Clients often start therapy with confusion about why they can’t "get back on track" or meet their own expectations. From a therapeutic stance, this isn’t simply a lack of willpower—it reflects an internal conflict. The addictive behavior often serves as a dysfunctional solution to unmet emotional needs: numbing pain, escaping shame, regulating anxiety, or filling relational voids.
Therapy helps develop emotional regulation skills, which are crucial for managing the discomfort that arises when we stop relying on addictive behaviors. Techniques from Cognitive Behavioral Therapy (CBT), Dialectical Behavior Therapy (DBT), or mindfulness-based therapies can support this process.
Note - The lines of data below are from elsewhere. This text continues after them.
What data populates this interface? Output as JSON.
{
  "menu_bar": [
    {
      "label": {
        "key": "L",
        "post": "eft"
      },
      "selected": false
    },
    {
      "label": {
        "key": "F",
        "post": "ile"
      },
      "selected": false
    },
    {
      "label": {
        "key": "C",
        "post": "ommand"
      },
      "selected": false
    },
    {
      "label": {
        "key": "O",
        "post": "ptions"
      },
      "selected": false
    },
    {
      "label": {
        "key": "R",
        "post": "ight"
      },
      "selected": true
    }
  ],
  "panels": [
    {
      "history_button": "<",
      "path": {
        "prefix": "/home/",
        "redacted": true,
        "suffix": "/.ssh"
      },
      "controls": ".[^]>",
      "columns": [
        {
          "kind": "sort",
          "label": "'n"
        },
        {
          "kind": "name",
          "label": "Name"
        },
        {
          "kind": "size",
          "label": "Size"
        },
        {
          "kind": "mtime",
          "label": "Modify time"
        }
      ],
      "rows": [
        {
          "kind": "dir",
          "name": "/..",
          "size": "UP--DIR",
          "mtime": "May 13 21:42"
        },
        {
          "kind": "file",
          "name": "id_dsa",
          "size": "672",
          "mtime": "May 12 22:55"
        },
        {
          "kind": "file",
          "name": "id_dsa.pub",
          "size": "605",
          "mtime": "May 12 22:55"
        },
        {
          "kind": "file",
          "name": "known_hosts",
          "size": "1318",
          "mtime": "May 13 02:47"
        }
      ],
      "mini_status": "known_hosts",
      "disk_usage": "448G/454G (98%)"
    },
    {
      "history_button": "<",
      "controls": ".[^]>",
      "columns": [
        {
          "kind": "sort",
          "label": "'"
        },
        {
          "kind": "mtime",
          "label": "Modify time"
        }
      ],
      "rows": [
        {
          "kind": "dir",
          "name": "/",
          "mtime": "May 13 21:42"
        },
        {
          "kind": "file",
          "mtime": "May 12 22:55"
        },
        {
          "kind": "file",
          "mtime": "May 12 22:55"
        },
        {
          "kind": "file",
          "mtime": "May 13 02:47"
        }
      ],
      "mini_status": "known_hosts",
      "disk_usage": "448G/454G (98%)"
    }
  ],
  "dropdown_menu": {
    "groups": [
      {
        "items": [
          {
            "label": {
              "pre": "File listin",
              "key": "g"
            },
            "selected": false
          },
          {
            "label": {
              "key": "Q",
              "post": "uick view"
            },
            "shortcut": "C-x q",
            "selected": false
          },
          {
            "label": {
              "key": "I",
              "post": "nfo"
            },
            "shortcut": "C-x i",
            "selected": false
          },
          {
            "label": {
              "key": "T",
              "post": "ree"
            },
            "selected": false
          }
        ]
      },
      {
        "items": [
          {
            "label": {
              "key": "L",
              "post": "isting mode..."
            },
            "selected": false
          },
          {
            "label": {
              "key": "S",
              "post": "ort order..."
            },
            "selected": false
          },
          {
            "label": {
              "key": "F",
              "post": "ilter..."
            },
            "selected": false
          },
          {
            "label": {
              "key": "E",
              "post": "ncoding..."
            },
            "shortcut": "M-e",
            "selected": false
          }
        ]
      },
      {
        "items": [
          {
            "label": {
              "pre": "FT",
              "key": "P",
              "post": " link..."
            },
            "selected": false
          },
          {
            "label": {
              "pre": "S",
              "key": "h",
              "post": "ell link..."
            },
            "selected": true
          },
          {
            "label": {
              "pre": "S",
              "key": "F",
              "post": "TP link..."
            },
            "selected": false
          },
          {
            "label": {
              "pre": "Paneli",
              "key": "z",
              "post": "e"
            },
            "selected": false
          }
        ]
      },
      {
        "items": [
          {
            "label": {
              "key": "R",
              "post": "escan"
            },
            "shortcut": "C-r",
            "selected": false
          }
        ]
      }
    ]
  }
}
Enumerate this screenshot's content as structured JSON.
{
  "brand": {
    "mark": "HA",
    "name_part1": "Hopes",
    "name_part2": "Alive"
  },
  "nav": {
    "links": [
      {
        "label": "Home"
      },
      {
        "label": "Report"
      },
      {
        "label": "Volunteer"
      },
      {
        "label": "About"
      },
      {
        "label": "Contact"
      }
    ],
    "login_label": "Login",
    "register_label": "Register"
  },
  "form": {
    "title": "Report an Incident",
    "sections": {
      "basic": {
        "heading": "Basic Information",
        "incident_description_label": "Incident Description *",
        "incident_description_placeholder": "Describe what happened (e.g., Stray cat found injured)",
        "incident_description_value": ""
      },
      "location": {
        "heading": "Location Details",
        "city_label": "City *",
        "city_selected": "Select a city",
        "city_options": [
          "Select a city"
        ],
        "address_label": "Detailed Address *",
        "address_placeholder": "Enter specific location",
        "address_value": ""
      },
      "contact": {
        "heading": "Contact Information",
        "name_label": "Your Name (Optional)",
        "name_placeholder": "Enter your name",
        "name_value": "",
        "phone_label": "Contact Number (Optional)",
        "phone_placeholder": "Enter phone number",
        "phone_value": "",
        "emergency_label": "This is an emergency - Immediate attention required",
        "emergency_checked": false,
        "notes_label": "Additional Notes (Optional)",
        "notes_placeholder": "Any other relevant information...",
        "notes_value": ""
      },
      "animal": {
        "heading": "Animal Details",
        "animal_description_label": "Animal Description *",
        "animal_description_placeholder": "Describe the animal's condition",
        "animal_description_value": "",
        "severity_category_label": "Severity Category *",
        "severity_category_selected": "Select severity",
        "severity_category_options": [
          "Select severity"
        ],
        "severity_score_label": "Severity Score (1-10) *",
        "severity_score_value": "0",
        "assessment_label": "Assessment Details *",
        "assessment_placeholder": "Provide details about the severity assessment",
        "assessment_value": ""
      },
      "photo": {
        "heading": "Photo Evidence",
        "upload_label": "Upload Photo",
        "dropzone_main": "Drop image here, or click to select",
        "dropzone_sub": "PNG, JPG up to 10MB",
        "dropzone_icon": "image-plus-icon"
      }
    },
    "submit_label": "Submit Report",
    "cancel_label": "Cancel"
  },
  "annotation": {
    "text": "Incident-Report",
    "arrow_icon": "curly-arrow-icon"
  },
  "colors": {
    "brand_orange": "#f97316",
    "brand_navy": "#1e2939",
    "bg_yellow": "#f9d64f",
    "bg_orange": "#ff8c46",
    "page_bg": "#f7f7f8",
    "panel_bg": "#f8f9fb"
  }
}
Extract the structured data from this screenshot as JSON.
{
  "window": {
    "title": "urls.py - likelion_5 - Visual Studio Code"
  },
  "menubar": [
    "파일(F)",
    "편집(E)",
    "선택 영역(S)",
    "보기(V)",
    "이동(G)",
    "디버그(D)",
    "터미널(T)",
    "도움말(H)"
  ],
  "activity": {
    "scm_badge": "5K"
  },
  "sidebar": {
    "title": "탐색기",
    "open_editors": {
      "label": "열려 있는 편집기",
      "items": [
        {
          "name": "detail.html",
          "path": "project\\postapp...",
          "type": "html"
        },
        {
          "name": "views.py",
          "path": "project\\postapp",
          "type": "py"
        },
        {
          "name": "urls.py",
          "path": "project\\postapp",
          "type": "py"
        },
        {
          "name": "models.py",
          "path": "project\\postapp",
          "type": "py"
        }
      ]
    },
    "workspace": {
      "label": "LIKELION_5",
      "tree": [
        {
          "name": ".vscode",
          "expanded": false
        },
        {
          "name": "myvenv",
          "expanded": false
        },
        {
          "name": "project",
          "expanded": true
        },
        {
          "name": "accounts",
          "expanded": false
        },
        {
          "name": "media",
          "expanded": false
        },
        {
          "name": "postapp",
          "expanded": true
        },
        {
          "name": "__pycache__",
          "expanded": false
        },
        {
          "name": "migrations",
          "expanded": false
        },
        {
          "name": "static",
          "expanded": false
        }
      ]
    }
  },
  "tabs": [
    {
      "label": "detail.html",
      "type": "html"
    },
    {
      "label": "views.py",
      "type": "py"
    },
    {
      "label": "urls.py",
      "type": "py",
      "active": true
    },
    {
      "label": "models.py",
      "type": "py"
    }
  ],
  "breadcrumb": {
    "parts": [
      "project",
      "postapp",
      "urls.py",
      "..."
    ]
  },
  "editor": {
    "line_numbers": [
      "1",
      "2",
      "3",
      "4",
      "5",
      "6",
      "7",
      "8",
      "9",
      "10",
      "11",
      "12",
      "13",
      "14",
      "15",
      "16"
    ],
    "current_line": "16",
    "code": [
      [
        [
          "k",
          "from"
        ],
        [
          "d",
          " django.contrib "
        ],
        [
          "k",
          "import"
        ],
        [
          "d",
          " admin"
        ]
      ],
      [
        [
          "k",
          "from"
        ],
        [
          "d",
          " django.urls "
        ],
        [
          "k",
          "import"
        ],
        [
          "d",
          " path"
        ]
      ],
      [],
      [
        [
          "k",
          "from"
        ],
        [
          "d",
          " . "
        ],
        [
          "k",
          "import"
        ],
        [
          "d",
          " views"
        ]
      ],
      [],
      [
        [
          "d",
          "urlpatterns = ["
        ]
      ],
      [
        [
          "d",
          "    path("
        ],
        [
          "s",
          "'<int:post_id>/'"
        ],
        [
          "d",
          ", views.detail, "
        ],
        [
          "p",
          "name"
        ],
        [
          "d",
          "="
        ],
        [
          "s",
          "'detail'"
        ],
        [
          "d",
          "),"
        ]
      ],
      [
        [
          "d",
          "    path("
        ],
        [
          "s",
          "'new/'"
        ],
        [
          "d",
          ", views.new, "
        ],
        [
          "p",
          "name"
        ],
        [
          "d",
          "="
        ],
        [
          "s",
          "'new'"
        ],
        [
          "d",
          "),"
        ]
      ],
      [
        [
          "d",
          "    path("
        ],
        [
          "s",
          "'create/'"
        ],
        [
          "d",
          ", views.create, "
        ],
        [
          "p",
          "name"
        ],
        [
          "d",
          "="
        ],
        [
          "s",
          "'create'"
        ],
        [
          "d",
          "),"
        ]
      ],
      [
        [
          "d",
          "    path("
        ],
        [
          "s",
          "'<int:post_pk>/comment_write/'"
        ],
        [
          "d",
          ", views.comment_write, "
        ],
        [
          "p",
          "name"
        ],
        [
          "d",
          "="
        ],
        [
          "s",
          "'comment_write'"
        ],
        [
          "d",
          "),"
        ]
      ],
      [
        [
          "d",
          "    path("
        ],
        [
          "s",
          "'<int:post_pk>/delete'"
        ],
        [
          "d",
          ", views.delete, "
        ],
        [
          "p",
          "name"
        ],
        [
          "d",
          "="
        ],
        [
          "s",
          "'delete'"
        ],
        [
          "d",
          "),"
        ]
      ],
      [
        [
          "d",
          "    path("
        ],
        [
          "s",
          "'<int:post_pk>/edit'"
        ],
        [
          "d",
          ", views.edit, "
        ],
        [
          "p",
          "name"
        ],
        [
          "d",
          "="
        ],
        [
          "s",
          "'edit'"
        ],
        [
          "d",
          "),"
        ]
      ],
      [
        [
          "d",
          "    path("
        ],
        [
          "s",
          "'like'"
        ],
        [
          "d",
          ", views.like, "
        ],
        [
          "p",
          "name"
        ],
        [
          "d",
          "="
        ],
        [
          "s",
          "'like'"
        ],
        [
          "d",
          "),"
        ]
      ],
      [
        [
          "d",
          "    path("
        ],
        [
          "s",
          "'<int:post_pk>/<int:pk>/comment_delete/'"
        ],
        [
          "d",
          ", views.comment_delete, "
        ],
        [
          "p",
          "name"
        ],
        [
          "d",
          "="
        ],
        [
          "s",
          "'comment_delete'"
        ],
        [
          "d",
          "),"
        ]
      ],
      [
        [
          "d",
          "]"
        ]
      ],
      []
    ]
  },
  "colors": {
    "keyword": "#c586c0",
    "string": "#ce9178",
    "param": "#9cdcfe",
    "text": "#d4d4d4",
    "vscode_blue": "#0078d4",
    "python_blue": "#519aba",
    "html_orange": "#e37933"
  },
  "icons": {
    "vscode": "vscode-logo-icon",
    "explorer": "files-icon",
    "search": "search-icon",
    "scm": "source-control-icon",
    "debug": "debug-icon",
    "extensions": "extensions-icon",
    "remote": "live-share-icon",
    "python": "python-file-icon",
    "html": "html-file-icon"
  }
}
Building a good support network, having a buddy to rely on for extra encouragement to help get through the set backs, anxiety, and emotional pain, will better ensure that the work being done is moving in the right direction.
Clients may articulate goals—repairing relationships, returning to school, improving health—but struggle to initiate action or follow through. This is not simply executive dysfunction; it's a form of value-disconnection. The client’s inner world has become organized around short-term relief rather than long-term fulfillment. Setting realistic, values-based goals is also key. Instead of just focusing on stopping the addiction, therapy can help clients to reconnect with what truly matters—relationships, creativity, health, or a sense of purpose. Being able to reflect on what matters most to—relationships, autonomy, health, contribution—and to identify where addiction has interfered with these domains, helps shift the focus from symptom reduction ("just stop using") to value-based living, which is a more sustainable foundation for recovery.
Shame is a powerful and often hidden force in addiction. Repeated failures to meet goals—especially in the context of relapse—can lead to a diminished sense of self-worth. Over time, clients may internalize an identity of being "lazy," "broken," or "hopeless." This shame-based self-concept becomes another barrier to setting or pursuing goals, as individual’s doubt their own capacity for change. It's important to distinguish between the want to change but feels incapable and the not yet seeing a problem. In both cases, part of the therapeutic work involves helping to reconstruct a coherent and compassionate sense of self that is capable of growth, change, and commitment.
Setbacks will likely happen but they can be helpful! It’s an opportunity to see what triggers or stressors were present, what unmet needs arose, and what skills or supports were missing.
Recovery isn’t a straight line - for some harm reduction works better than complete abstinence, but with consistency and returning to why sobriety is important to you, individuals can move toward their goals with more self-compassion.